- Other names: Early-onset multiple carboxylase deficiency
- Biotin
- Specialty: Medical genetics, endocrinology

= Holocarboxylase synthetase deficiency =

Metabolic disorder; inability to use biotin

Holocarboxylase synthetase deficiency is an inherited metabolic disorder in which the body cannot use biotin – a B vitamin – effectively. This disorder is classified as a multiple carboxylase deficiency, characterized by impaired activity of certain enzymes that depend on biotin. Symptoms are very similar to biotinidase deficiency, and treatment – large doses of biotin – is also the same.
==Genetics==

Holocarboxylase synthetase deficiency has an autosomal recessive pattern of inheritance.

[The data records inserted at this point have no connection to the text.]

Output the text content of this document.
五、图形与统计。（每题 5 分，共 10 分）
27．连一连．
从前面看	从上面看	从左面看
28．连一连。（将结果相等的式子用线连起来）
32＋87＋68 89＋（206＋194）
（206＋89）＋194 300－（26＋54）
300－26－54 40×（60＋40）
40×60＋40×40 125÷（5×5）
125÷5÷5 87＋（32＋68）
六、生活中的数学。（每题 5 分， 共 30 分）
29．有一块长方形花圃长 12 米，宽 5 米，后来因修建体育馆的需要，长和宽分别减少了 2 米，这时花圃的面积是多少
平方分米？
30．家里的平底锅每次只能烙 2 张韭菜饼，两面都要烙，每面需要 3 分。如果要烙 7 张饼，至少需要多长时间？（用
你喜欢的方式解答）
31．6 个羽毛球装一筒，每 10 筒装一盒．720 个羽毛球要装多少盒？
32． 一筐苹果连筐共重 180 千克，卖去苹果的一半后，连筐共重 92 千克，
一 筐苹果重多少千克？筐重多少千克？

Mutations in the HLCS gene cause holocarboxylase synthetase deficiency. The HLCS gene makes holocarboxylase synthetase, an enzyme that attaches biotin to other molecules. Biotin, a B vitamin, is found in foods such as liver, egg yolks, and milk. It is essential for the normal production and breakdown of proteins, fats, and carbohydrates in the body. Mutations in the HLCS gene reduce the activity of holocarboxylase synthetase, preventing cells from using biotin effectively and disrupting many cellular functions.

This condition is inherited in an autosomal recessive pattern, which means two copies of the gene in each cell are altered.

==Diagnosis==
The signs and symptoms of holocarboxylase synthetase deficiency typically appear within the first few months of life, but the age of onset varies. Affected infants often have immunodeficiency diseases, difficulty feeding, breathing problems, a skin rash, hair loss (alopecia), and a lack of energy (lethargy). Immediate treatment and lifelong management (using biotin supplements) may prevent many of these complications. If left untreated, the disorder can lead to delayed development, seizures, and coma. These medical problems may be life-threatening in some cases.